The INP+ exposure encouraged Udita to do more. She became a member of MNP+ in 1999. Three years later, she started working actively as a peer educator on a United Nations Office on Drugs and Crime (UNODC) project; and as a field worker for an Action Aid project. In 2003, Udita became a board member of MNP+, the sole network formed and run by people living with HIV/AIDS in the state. (The MNP+ was established in 1997 by five injecting drug users, as a self-help group. Today it has over 1,600 members.)

Udita who was one of three women board members of INP+ - she became one in 2005 - and served in the capacity of national representative of the Asia Pacific Network of Positive People's (APN+) steering committee - she helped establish APN+ during her tenure at INP+ - relinquished her positions this year.

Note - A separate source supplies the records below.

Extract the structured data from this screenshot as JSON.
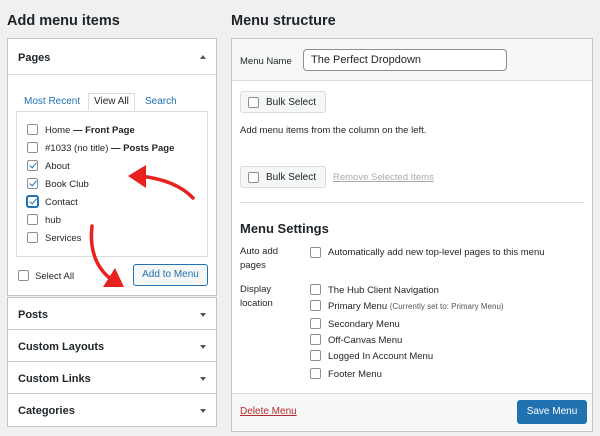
{
  "left": {
    "heading": "Add menu items",
    "pages_panel": {
      "title": "Pages",
      "tabs": [
        "Most Recent",
        "View All",
        "Search"
      ],
      "items": [
        {
          "label": "Home",
          "suffix": " — Front Page",
          "checked": false
        },
        {
          "label": "#1033 (no title)",
          "suffix": " — Posts Page",
          "checked": false
        },
        {
          "label": "About",
          "suffix": "",
          "checked": true
        },
        {
          "label": "Book Club",
          "suffix": "",
          "checked": true
        },
        {
          "label": "Contact",
          "suffix": "",
          "checked": true
        },
        {
          "label": "hub",
          "suffix": "",
          "checked": false
        },
        {
          "label": "Services",
          "suffix": "",
          "checked": false
        }
      ],
      "select_all": "Select All",
      "add_button": "Add to Menu"
    },
    "collapsed_panels": [
      "Posts",
      "Custom Layouts",
      "Custom Links",
      "Categories"
    ]
  },
  "right": {
    "heading": "Menu structure",
    "menu_name_label": "Menu Name",
    "menu_name_value": "The Perfect Dropdown",
    "bulk_select": "Bulk Select",
    "empty_hint": "Add menu items from the column on the left.",
    "remove_selected": "Remove Selected Items",
    "settings_heading": "Menu Settings",
    "auto_add_label_1": "Auto add",
    "auto_add_label_2": "pages",
    "auto_add_option": "Automatically add new top-level pages to this menu",
    "display_label_1": "Display",
    "display_label_2": "location",
    "locations": [
      {
        "label": "The Hub Client Navigation",
        "note": ""
      },
      {
        "label": "Primary Menu",
        "note": "(Currently set to: Primary Menu)"
      },
      {
        "label": "Secondary Menu",
        "note": ""
      },
      {
        "label": "Off-Canvas Menu",
        "note": ""
      },
      {
        "label": "Logged In Account Menu",
        "note": ""
      },
      {
        "label": "Footer Menu",
        "note": ""
      }
    ],
    "delete_menu": "Delete Menu",
    "save_menu": "Save Menu"
  },
  "colors": {
    "accent": "#2271b1",
    "annotation_arrow": "#e8231f",
    "danger": "#b32d2e"
  }
}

Citing her reasons, Udita, who along with others had initiated the formation of APN+ and the women's wing of INP+, says, "I wanted to focus on state-level work. I was also getting weaker. Furthermore, it is important to empower the second line of leaders."

Udita believes that the existing networks haven't completely addressed the issues of women. "It wasn't that the issues were neglected, yet, somehow, things were incomplete. Only women themselves can understand and explore the issue wholly. But to work effectively you need to work in tandem with the men and others. If we are together, we can work better. This is the main belief behind the establishment of the women's forum of the INP+," she explains. (The Women's Asia Pacific Network of People Living with HIV/AIDS (WAPN+) was set up in September 2006 in Bangkok.)

The state-level women forum of MNP+ is in the process of formation. Informs Udita, "We will be working in  coordination with MNP+. Membership is open solely for women infected. Affected women and children are beneficiaries."

According to an epidemiological survey by the Manipur AIDS Control Society (MSACS), October 2007, there are 27,961 HIV + people in the state. Of these, 7,106 are women and 1,362 are children in the age group of 0-10 years.